De la misma forma que existe un papá y una mamá,  un hermano y una hermana, una rana y un rano, también, por lógica, tiene que haber ángeles y ángelas.

Pero como nadie era capaz de confirmárselo del todo, un día rompió su hucha cerdito y compró un billete de Iberia y se fue al cielo donde le habían dicho que vivían los ángeles.

Allí enseguida encontró a uno que hacía footing por las nubes.

– Por supuesto que hay ángeles y ángelas, le dijo el ángel. Igual que hay ranas y ranos, papás y mamás, también hay ángeles y ángelas. Todo el mundo lo sabe.

-¿ Y entonces, dónde está tu ángela? Preguntó la niña.

– No tengo, yo no estoy casado, por eso no tengo ángela.

– Ya me gustaría, le respondió el ángel.

La verdad, es que el ángel era muy guapo, pensó la niña. Impresionantemente apuesto y con un razonable parecido a Brad Pitt.

– A mí ya me gustaría casarme contigo, eres muy guapo, pero soy una niña y no puedo casarme hasta que sea mayor de edad y viva en un apartamento de soltera.

– No te preocupes, le dijo el ángel, aquí en el cielo todo está permitido, puedes hacer lo que quieras .

Y se casaron y como la niña se añoraba mucho de sus papas y de sus amigos de San Sebastian, decidieron que las vacaciones de verano, las pasarían en la tierra y también las de Navidad.

Así, de esta forma, el ángel que se parecía a Brad Pitt, podría comer cocochas y merluza a la vasca, que era su plato preferido, pero que en el cielo no lo cocinaban tan sabroso. Seguramente porque allí, el pescado no era tan fresco como en la pescadería donde compraba la mamá de la niña.
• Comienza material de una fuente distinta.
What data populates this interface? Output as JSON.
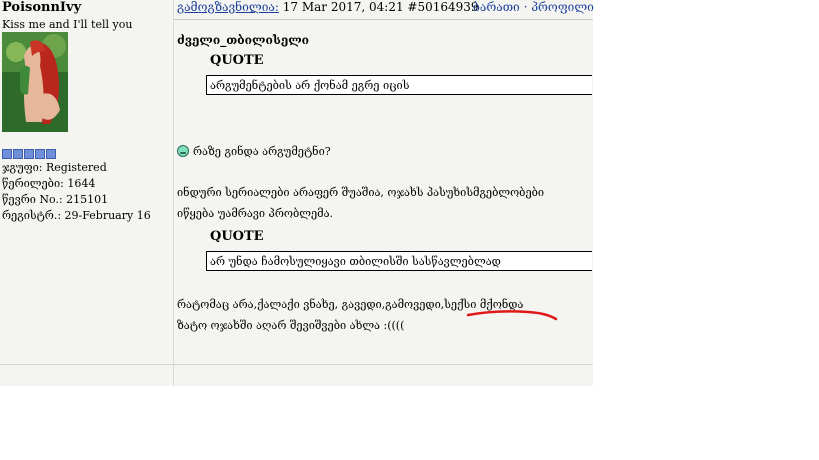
{
  "user": {
    "name": "PoisonnIvy",
    "tagline": "Kiss me and I'll tell you",
    "group": "ჯგუფი: Registered",
    "posts": "წერილები: 1644",
    "member_no": "წევრი No.: 215101",
    "registered": "რეგისტრ.: 29-February 16"
  },
  "post": {
    "posted_label": "გამოგზავნილია:",
    "posted_date": " 17 Mar 2017, 04:21 ",
    "post_id": "#50164939",
    "nav": "ბარათი · პროფილი",
    "quote_author": "ძველი_თბილისელი",
    "quote_label_1": "QUOTE",
    "quote_text_1": "არგუმენტების არ ქონამ ეგრე იცის",
    "reply_1": "რაზე გინდა არგუმეტნი?",
    "paragraph_1_line_1": "ინდური სერიალები არაფერ შუაშია, ოჯახს პასუხისმგებლობები",
    "paragraph_1_line_2": "იწყება უამრავი პრობლემა.",
    "quote_label_2": "QUOTE",
    "quote_text_2": "არ უნდა ჩამოსულიყავი თბილისში სასწავლებლად",
    "paragraph_2_line_1": "რატომაც არა,ქალაქი ვნახე, გავედი,გამოვედი,სექსი მქონდა",
    "paragraph_2_line_2": "ზატო ოჯახში აღარ შევიშვები ახლა :(((("
  },
  "colors": {
    "link": "#1c3f9c",
    "post_bg": "#f4f5f1",
    "underline_mark": "#e01818",
    "rank_dot": "#6f8fd8"
  },
  "icons": {
    "smiley": "smiley-icon",
    "rank": "rank-pips-icon"
  }
}
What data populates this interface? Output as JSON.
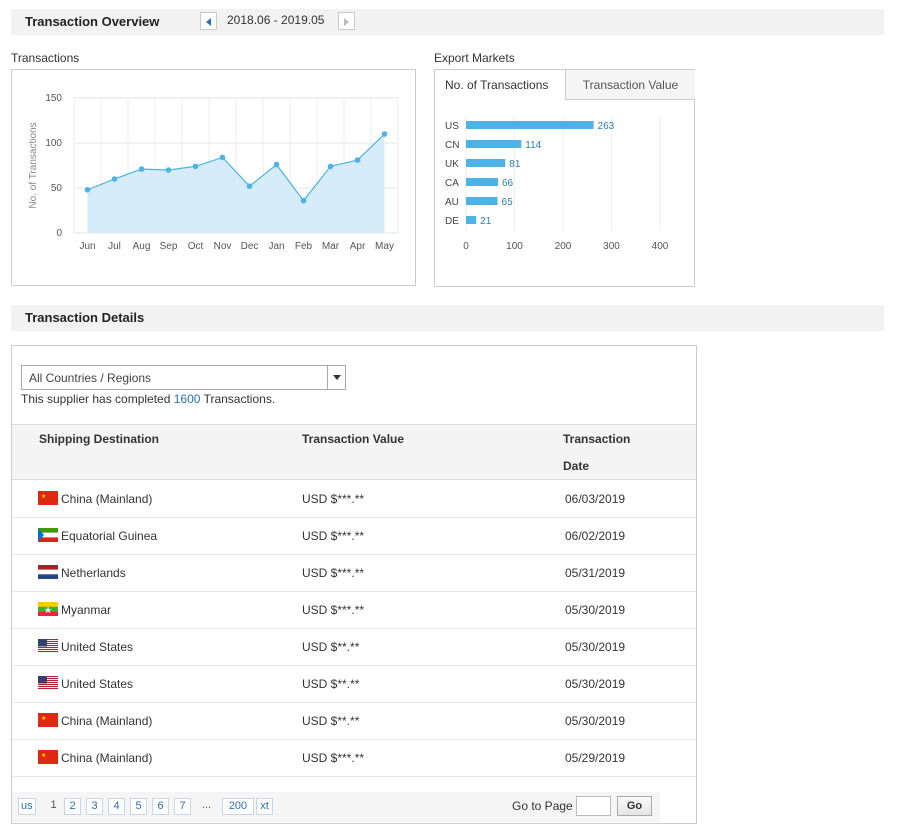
{
  "overview": {
    "title": "Transaction Overview",
    "date_range": "2018.06 - 2019.05"
  },
  "transactions_panel": {
    "label": "Transactions"
  },
  "export_panel": {
    "label": "Export Markets",
    "tabs": [
      {
        "label": "No. of Transactions",
        "active": true
      },
      {
        "label": "Transaction Value",
        "active": false
      }
    ]
  },
  "chart_data": [
    {
      "type": "area",
      "ylabel": "No. of Transactions",
      "categories": [
        "Jun",
        "Jul",
        "Aug",
        "Sep",
        "Oct",
        "Nov",
        "Dec",
        "Jan",
        "Feb",
        "Mar",
        "Apr",
        "May"
      ],
      "values": [
        48,
        60,
        71,
        70,
        74,
        84,
        52,
        76,
        36,
        74,
        81,
        110
      ],
      "ylim": [
        0,
        150
      ],
      "yticks": [
        "0",
        "50",
        "100",
        "150"
      ],
      "grid": true,
      "color": "#4db3e6",
      "fill": "#d6ecfa"
    },
    {
      "type": "bar",
      "orientation": "horizontal",
      "categories": [
        "US",
        "CN",
        "UK",
        "CA",
        "AU",
        "DE"
      ],
      "values": [
        263,
        114,
        81,
        66,
        65,
        21
      ],
      "labels": [
        "263",
        "114",
        "81",
        "66",
        "65",
        "21"
      ],
      "xlim": [
        0,
        400
      ],
      "xticks": [
        "0",
        "100",
        "200",
        "300",
        "400"
      ],
      "grid": true,
      "color": "#4db3e6"
    }
  ],
  "details": {
    "title": "Transaction Details",
    "filter_value": "All Countries / Regions",
    "summary_prefix": "This supplier has completed ",
    "summary_count": "1600",
    "summary_suffix": " Transactions.",
    "columns": [
      "Shipping Destination",
      "Transaction Value",
      "Transaction",
      "Date"
    ],
    "rows": [
      {
        "flag": "cn",
        "destination": "China (Mainland)",
        "value": "USD $***.**",
        "date": "06/03/2019"
      },
      {
        "flag": "gq",
        "destination": "Equatorial Guinea",
        "value": "USD $***.**",
        "date": "06/02/2019"
      },
      {
        "flag": "nl",
        "destination": "Netherlands",
        "value": "USD $***.**",
        "date": "05/31/2019"
      },
      {
        "flag": "mm",
        "destination": "Myanmar",
        "value": "USD $***.**",
        "date": "05/30/2019"
      },
      {
        "flag": "us",
        "destination": "United States",
        "value": "USD $**.**",
        "date": "05/30/2019"
      },
      {
        "flag": "us",
        "destination": "United States",
        "value": "USD $**.**",
        "date": "05/30/2019"
      },
      {
        "flag": "cn",
        "destination": "China (Mainland)",
        "value": "USD $**.**",
        "date": "05/30/2019"
      },
      {
        "flag": "cn",
        "destination": "China (Mainland)",
        "value": "USD $***.**",
        "date": "05/29/2019"
      }
    ]
  },
  "pagination": {
    "prev": "us",
    "current": "1",
    "pages": [
      "2",
      "3",
      "4",
      "5",
      "6",
      "7"
    ],
    "ellipsis": "...",
    "last": "200",
    "next": "xt",
    "goto_label": "Go to Page",
    "go_button": "Go"
  }
}
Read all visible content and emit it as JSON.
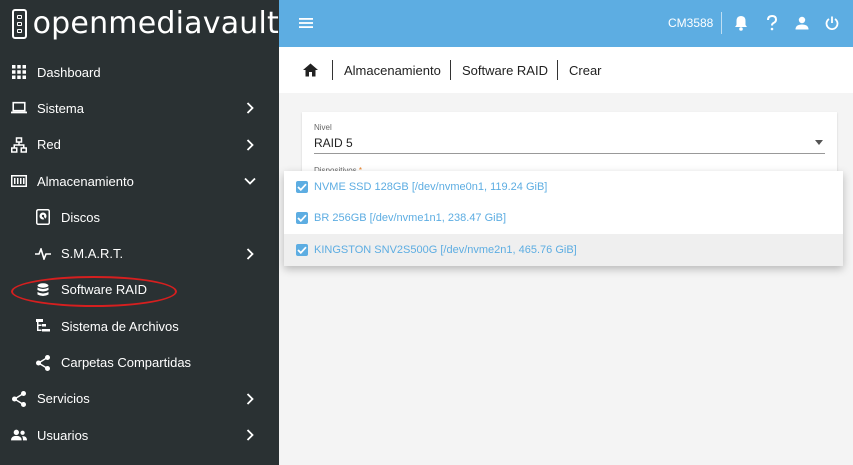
{
  "brand": {
    "name": "openmediavault"
  },
  "sidebar": {
    "items": [
      {
        "label": "Dashboard",
        "icon": "grid-icon",
        "sub": false,
        "chevron": ""
      },
      {
        "label": "Sistema",
        "icon": "laptop-icon",
        "sub": false,
        "chevron": "right"
      },
      {
        "label": "Red",
        "icon": "network-icon",
        "sub": false,
        "chevron": "right"
      },
      {
        "label": "Almacenamiento",
        "icon": "storage-icon",
        "sub": false,
        "chevron": "down"
      },
      {
        "label": "Discos",
        "icon": "disk-icon",
        "sub": true,
        "chevron": ""
      },
      {
        "label": "S.M.A.R.T.",
        "icon": "pulse-icon",
        "sub": true,
        "chevron": "right"
      },
      {
        "label": "Software RAID",
        "icon": "database-icon",
        "sub": true,
        "chevron": ""
      },
      {
        "label": "Sistema de Archivos",
        "icon": "filesystem-icon",
        "sub": true,
        "chevron": ""
      },
      {
        "label": "Carpetas Compartidas",
        "icon": "share-icon",
        "sub": true,
        "chevron": ""
      },
      {
        "label": "Servicios",
        "icon": "share-icon",
        "sub": false,
        "chevron": "right"
      },
      {
        "label": "Usuarios",
        "icon": "users-icon",
        "sub": false,
        "chevron": "right"
      }
    ]
  },
  "topbar": {
    "hostname": "CM3588"
  },
  "breadcrumb": {
    "items": [
      "Almacenamiento",
      "Software RAID",
      "Crear"
    ]
  },
  "form": {
    "level_label": "Nivel",
    "level_value": "RAID 5",
    "devices_label": "Dispositivos",
    "devices_required": "*"
  },
  "dropdown": {
    "options": [
      {
        "label": "NVME SSD 128GB [/dev/nvme0n1, 119.24 GiB]",
        "checked": true
      },
      {
        "label": "BR 256GB [/dev/nvme1n1, 238.47 GiB]",
        "checked": true
      },
      {
        "label": "KINGSTON SNV2S500G [/dev/nvme2n1, 465.76 GiB]",
        "checked": true
      }
    ]
  },
  "colors": {
    "accent": "#5dade2",
    "sidebar": "#2a3133",
    "highlight_circle": "#d61f1f"
  }
}
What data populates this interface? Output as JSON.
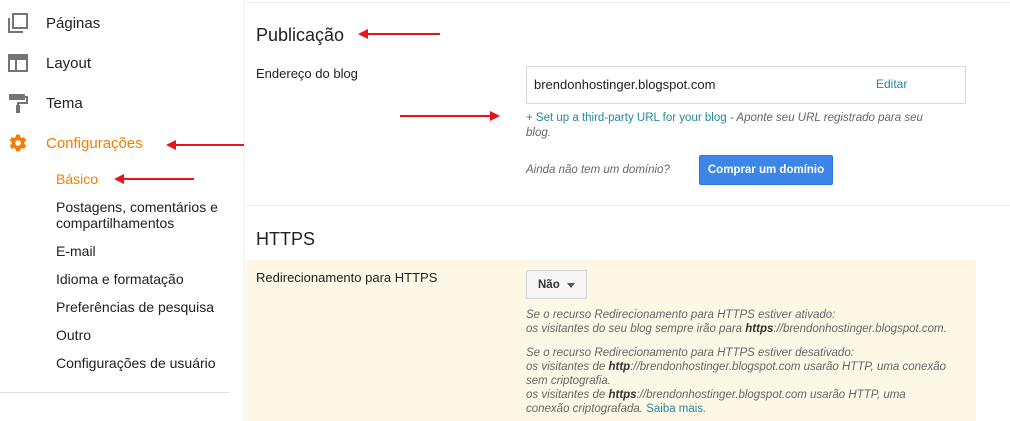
{
  "sidebar": {
    "items": [
      {
        "label": "Páginas",
        "icon": "pages-icon"
      },
      {
        "label": "Layout",
        "icon": "layout-icon"
      },
      {
        "label": "Tema",
        "icon": "theme-paint-roller-icon"
      },
      {
        "label": "Configurações",
        "icon": "gear-icon",
        "active": true
      }
    ],
    "subitems": [
      {
        "label": "Básico",
        "active": true
      },
      {
        "label": "Postagens, comentários e"
      },
      {
        "label": "compartilhamentos"
      },
      {
        "label": "E-mail"
      },
      {
        "label": "Idioma e formatação"
      },
      {
        "label": "Preferências de pesquisa"
      },
      {
        "label": "Outro"
      },
      {
        "label": "Configurações de usuário"
      }
    ]
  },
  "publicacao": {
    "title": "Publicação",
    "blog_address_label": "Endereço do blog",
    "blog_url": "brendonhostinger.blogspot.com",
    "edit_label": "Editar",
    "third_party_link": "+ Set up a third-party URL for your blog",
    "third_party_hint_1": " - Aponte seu URL registrado para seu",
    "third_party_hint_2": "blog.",
    "no_domain_text": "Ainda não tem um domínio?",
    "buy_domain_button": "Comprar um domínio"
  },
  "https": {
    "title": "HTTPS",
    "redirect_label": "Redirecionamento para HTTPS",
    "select_value": "Não",
    "on_line_1": "Se o recurso Redirecionamento para HTTPS estiver ativado:",
    "on_line_2_pre": "os visitantes do seu blog sempre irão para ",
    "on_line_2_bold": "https",
    "on_line_2_post": "://brendonhostinger.blogspot.com.",
    "off_line_1": "Se o recurso Redirecionamento para HTTPS estiver desativado:",
    "off_line_2_pre": "os visitantes de ",
    "off_line_2_bold": "http",
    "off_line_2_post": "://brendonhostinger.blogspot.com usarão HTTP, uma conexão",
    "off_line_3": "sem criptografia.",
    "off_line_4_pre": "os visitantes de ",
    "off_line_4_bold": "https",
    "off_line_4_post": "://brendonhostinger.blogspot.com usarão HTTP, uma",
    "off_line_5_pre": "conexão criptografada. ",
    "learn_more": "Saiba mais",
    "off_line_5_post": "."
  },
  "colors": {
    "accent": "#f57d00",
    "link": "#26889a",
    "button": "#3b86e8",
    "annotation_arrow": "#e8141b",
    "https_panel": "#fdf7e6"
  }
}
Es lo que tiene vivir en San Sebastián.

Y así termina la historia de una niña que conoció a un ángel que se parecía a Brad Pitt.

Esta historia aunque parezca inverosímil, ocurrió de verdad y si no, pregúntenselo a un vasco de San Sebastian.

O a un ángel.

Fin.

Este cuento va dedicado a la niña más guapa que conozco y que hoy cumple 13 años.